We met by chance, really: someone on Pattern Review had told me last summer that something I'd sewn was worthy of The Sartorialist. I didn't get the reference so naturally, I had to find out who this Sartorialist was. I paid him a visit, and then again, and again and, well, you know how these things happen.
Initially I was attracted, oh, so strongly. All those stylish people from so many different countries wearing beautiful clothes and looking so great in them. I saw unusual looks that made me think about new silhouettes, and fresh color and pattern combinations.
But like many ill-fated relationships, this one got old fast. This is NOT meant to be a criticism of The Sartorialist, btw. It wasn't him, it was me.
Here's why I drifted:
1. You probably know by now that I'm really into context. I'm interested in why we dress the way we do, what clothes mean and why, and how we use them to express who we are in the world and who we want to be.
2) As much as I enjoy making clothes, I'm not a fashion person. I'm interested in the history of fashion design and I like to play dress up but I don't care much about today's trends. I dress very simply. The Sartorialist usually features fashion people: editors en route to a fashion show, models, stylists, photographers. Of course, those people are going to look stylish, it's their job.
3) This relates to yesterday's post about class: You may disagree, but to me most (not all, most) people featured in The Sartorialist look affluent. I see people whose lives allow them to wear uncomfortable shoes, beautiful and expensive-looking designer clothes, and live in glamorous cities.
It's the same way I feel about home decor magazines: you're shown some wealthy couple's fantastic country house that they usually haven't even decorated themselves -- they've paid someone else to do it for them so of course their house is going to be gorgeous. Who are these people and why do they have so much money? Did they inherit it or did they earn it and if they earned it, how?
I enjoy looking at beautiful things but at the same time I resent the display of wealth, especially when it's not treated as worthy of comment.
4) Too many of the younger, non-fashion-editor-types featured on the Sartorialist look...ordinary.
5) The comments people make on the Sartorialist -- and I don't blame the Sartorialist for this -- are vapid, generally things like "great shirt!" "awesome shoes!" (It's not like he made the shoes, for Pete's sake!) As someone who sews, I can't get very excited about someone wearing something purchased, as challenging as it can be to assemble an outfit.
So that's it, my five reasons.

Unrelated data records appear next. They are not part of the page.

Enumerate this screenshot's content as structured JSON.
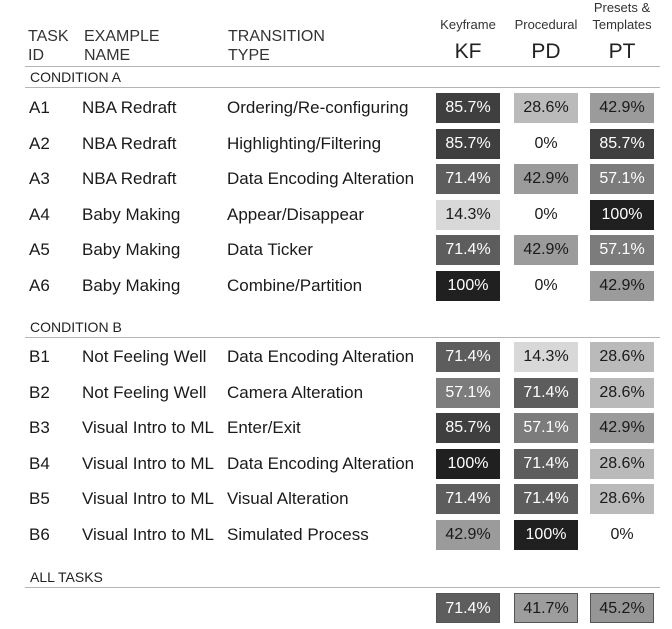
{
  "header": {
    "task_id": [
      "TASK",
      "ID"
    ],
    "example_name": [
      "EXAMPLE",
      "NAME"
    ],
    "transition_type": [
      "TRANSITION",
      "TYPE"
    ],
    "kf_full": "Keyframe",
    "pd_full": "Procedural",
    "pt_full": [
      "Presets &",
      "Templates"
    ],
    "kf": "KF",
    "pd": "PD",
    "pt": "PT"
  },
  "condition_a": {
    "label": "CONDITION A",
    "rows": [
      {
        "id": "A1",
        "example": "NBA Redraft",
        "type": "Ordering/Re-configuring",
        "kf": "85.7%",
        "pd": "28.6%",
        "pt": "42.9%",
        "kf_v": 85.7,
        "pd_v": 28.6,
        "pt_v": 42.9
      },
      {
        "id": "A2",
        "example": "NBA Redraft",
        "type": "Highlighting/Filtering",
        "kf": "85.7%",
        "pd": "0%",
        "pt": "85.7%",
        "kf_v": 85.7,
        "pd_v": 0,
        "pt_v": 85.7
      },
      {
        "id": "A3",
        "example": "NBA Redraft",
        "type": "Data Encoding Alteration",
        "kf": "71.4%",
        "pd": "42.9%",
        "pt": "57.1%",
        "kf_v": 71.4,
        "pd_v": 42.9,
        "pt_v": 57.1
      },
      {
        "id": "A4",
        "example": "Baby Making",
        "type": "Appear/Disappear",
        "kf": "14.3%",
        "pd": "0%",
        "pt": "100%",
        "kf_v": 14.3,
        "pd_v": 0,
        "pt_v": 100
      },
      {
        "id": "A5",
        "example": "Baby Making",
        "type": "Data Ticker",
        "kf": "71.4%",
        "pd": "42.9%",
        "pt": "57.1%",
        "kf_v": 71.4,
        "pd_v": 42.9,
        "pt_v": 57.1
      },
      {
        "id": "A6",
        "example": "Baby Making",
        "type": "Combine/Partition",
        "kf": "100%",
        "pd": "0%",
        "pt": "42.9%",
        "kf_v": 100,
        "pd_v": 0,
        "pt_v": 42.9
      }
    ]
  },
  "condition_b": {
    "label": "CONDITION B",
    "rows": [
      {
        "id": "B1",
        "example": "Not Feeling Well",
        "type": "Data Encoding Alteration",
        "kf": "71.4%",
        "pd": "14.3%",
        "pt": "28.6%",
        "kf_v": 71.4,
        "pd_v": 14.3,
        "pt_v": 28.6
      },
      {
        "id": "B2",
        "example": "Not Feeling Well",
        "type": "Camera Alteration",
        "kf": "57.1%",
        "pd": "71.4%",
        "pt": "28.6%",
        "kf_v": 57.1,
        "pd_v": 71.4,
        "pt_v": 28.6
      },
      {
        "id": "B3",
        "example": "Visual Intro to ML",
        "type": "Enter/Exit",
        "kf": "85.7%",
        "pd": "57.1%",
        "pt": "42.9%",
        "kf_v": 85.7,
        "pd_v": 57.1,
        "pt_v": 42.9
      },
      {
        "id": "B4",
        "example": "Visual Intro to ML",
        "type": "Data Encoding Alteration",
        "kf": "100%",
        "pd": "71.4%",
        "pt": "28.6%",
        "kf_v": 100,
        "pd_v": 71.4,
        "pt_v": 28.6
      },
      {
        "id": "B5",
        "example": "Visual Intro to ML",
        "type": "Visual Alteration",
        "kf": "71.4%",
        "pd": "71.4%",
        "pt": "28.6%",
        "kf_v": 71.4,
        "pd_v": 71.4,
        "pt_v": 28.6
      },
      {
        "id": "B6",
        "example": "Visual Intro to ML",
        "type": "Simulated Process",
        "kf": "42.9%",
        "pd": "100%",
        "pt": "0%",
        "kf_v": 42.9,
        "pd_v": 100,
        "pt_v": 0
      }
    ]
  },
  "all_tasks": {
    "label": "ALL TASKS",
    "kf": "71.4%",
    "pd": "41.7%",
    "pt": "45.2%",
    "kf_v": 71.4,
    "pd_v": 41.7,
    "pt_v": 45.2
  }
}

I'm not trying to change any minds here. I'm still going to visit the Sartorialist from time to time; no hard feelings. There's still some attraction there for sure. We're just not together anymore.
On a related note, there really is too much fashion imagery in our lives already.
I find myself agreeing with reader Monica, who commented the other day, "there is way too much judgment based on personal appearance in this world, and I wish we would all be more understanding the next time someone's appearance triggers feelings of discomfort or contempt."
I want to add that while I write a lot about clothes, no one has to look or dress a certain way to earn my respect or love. I really don't care.